La question qui se pose est de préciser les raisons d’une guerre civile. La première grande guerre civile s’est appelée Guerre de Sécession. C’est le bon mot. S’il y a des tendances à la sécession, c’est bien que chaque partie n’imagine pas continuer à vivre avec l’autre. On sait déjà que le Texas est avancé dans son idée de devenir indépendant, soit de se séparer du reste des Etats-Unis. Il possède un parti indépendantiste très actif, et cet État a été un de ceux qui ont le plus lutté pour ne pas reconnaître la défaite de Trump, c’est également là que Kennedy a été assassiné. Et d’ailleurs il y a toujours un noyau très actif pour ne pas reconnaitre la défaite des États du Sud dans cette première guerre civile qui dura de 1861 à 1865. Les États dits Républicains aujourd’hui sont également des États où les citoyens sont armés, abonnés aux sanglantes tueries qui préfigurent la guerre civile, ils pourraient bien recommencer. Mécaniquement, l’idée d’une guerre civile vient à ceux qui se pensent opprimés et qui ne se reconnaissent pas dans les institutions. C’est une défaillance de la démocratie. Les tendances à la guerre civile se manifestent si les belligérants ne pensent pas pouvoir régler leurs différents autrement que par les armes. Il semble que si cela existe aux Etats-Unis d’une manière exacerbée, c’est aussi le cas dans les autres pays occidentaux, à commencer par la France. Mais dans tous les cas, au moins depuis l’élection de Trump, c’est la fin d’un modèle, économique, social et politique. Les Etats-Unis sont un pays à la dérive qui n’ont plus que la force de fomenter des mauvais coups chez leurs alliés. C’est un pays fracturé dont les morceaux ne visent même plus à se rassembler. Les Etats-Unis ne sont pas le seul pays qui vise la sécession. Après tout n’est-ce pas ce qui s’est passé dans le Donbass en 2014, quand leurs habitants ont constaté qu’il était impossible de vivre sous la férule de Kiev ? De partout dans le monde se manifeste des tendances à l’autonomie, la Catalogne par exemple qui ne veut plus être espagnole. L’Ecosse aussi qui manifeste des idées d’indépendance régulièrement. 
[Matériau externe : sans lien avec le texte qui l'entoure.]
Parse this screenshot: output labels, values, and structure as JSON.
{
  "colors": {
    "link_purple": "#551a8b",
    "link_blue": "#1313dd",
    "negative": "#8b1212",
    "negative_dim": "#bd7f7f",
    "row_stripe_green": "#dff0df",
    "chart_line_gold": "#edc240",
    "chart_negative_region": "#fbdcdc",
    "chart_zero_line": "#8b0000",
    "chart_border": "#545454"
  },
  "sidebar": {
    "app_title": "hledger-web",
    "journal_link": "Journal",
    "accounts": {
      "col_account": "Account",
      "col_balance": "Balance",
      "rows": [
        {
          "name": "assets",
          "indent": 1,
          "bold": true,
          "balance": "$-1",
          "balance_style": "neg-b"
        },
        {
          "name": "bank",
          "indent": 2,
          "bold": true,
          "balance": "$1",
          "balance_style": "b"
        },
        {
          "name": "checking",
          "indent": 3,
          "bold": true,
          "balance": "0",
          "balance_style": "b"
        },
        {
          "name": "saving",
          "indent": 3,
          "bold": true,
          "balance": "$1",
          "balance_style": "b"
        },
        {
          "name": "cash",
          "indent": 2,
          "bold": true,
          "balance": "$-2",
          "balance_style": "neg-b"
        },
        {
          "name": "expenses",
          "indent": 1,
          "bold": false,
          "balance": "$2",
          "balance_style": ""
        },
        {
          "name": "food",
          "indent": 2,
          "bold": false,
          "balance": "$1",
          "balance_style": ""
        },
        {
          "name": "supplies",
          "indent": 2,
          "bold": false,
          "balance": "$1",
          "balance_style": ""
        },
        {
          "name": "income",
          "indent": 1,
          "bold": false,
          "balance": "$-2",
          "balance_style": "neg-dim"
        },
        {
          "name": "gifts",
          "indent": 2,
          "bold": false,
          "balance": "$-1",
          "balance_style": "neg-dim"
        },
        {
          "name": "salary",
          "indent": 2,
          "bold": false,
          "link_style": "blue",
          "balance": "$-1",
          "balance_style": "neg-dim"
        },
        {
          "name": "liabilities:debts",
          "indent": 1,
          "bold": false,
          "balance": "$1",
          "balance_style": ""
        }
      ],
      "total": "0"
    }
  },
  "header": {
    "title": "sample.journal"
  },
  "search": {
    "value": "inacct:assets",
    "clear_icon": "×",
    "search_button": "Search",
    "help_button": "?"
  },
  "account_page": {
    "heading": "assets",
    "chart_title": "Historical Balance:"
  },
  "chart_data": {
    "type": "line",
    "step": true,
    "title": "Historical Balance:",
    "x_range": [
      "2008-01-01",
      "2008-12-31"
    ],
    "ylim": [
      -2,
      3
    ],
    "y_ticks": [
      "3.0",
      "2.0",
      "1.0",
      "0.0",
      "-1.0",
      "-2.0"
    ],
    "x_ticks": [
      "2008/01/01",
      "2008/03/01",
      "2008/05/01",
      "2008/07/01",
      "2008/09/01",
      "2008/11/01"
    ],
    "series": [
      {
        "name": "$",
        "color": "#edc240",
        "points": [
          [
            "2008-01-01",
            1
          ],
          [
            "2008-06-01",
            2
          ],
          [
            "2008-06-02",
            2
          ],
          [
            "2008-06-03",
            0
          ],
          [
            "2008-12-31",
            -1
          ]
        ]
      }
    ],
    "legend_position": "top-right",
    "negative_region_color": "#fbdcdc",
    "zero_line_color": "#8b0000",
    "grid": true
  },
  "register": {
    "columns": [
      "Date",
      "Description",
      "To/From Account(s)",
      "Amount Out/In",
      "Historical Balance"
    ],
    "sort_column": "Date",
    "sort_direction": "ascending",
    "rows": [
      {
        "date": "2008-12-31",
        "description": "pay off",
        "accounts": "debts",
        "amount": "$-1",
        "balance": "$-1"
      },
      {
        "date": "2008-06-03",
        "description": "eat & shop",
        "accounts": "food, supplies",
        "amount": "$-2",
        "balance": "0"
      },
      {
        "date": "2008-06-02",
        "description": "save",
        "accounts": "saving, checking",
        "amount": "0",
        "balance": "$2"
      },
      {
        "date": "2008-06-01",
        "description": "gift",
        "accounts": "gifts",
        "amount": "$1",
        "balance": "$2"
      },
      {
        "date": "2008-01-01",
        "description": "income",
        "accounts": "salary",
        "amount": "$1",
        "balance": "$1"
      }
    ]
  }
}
Les Etats-Unis ont-ils la possibilité de renverser le cours des choses ? Peut-être qu’une défaite en Ukraine serait salutaire pour réveiller les Américains et s’engager dans une autre direction que celle d’une mondialisation sous leur direction avec le dollar comme totem. Un des paramètres qui rend le conflit civil probable est bien sûr la prolifération des armes à feu. Il y a 400 millions d’armes à feu en circulation sur le territoire ! De quoi tenir un siège ! Stephen Marche avançait aussi qu’un autre facteur de guerre civile tenait au fait que les shérifs sont des élus, et que bien souvent ils prennent le parti de leurs électeurs plutôt que celui de la loi[5]. Il avançait aussi que l’extrême-droite qui a infiltré l’armée et la police, était mieux préparée au conflit que l’extrême-gauche, mieux encore elle le souhaite. Face aux dangers qui s’accumulent dans les pays occidentaux, on à l’impression que la classe politique est formée de somnambules. Certes le monde est compliqué, et on s’est appliqué à le rendre encore plus compliqué, sa gestion est forcément difficile, mais si la guerre civile n’est pas sûre aux Etats-Unis, la guerre des classes n’a jamais été aussi présente en France comme aux Etats-Unis, elle peut déboucher du jour au lendemain dans une guerre civile sanglante. Il ne semble pas que les politiciens de droite comme de gauche en ait vraiment conscience.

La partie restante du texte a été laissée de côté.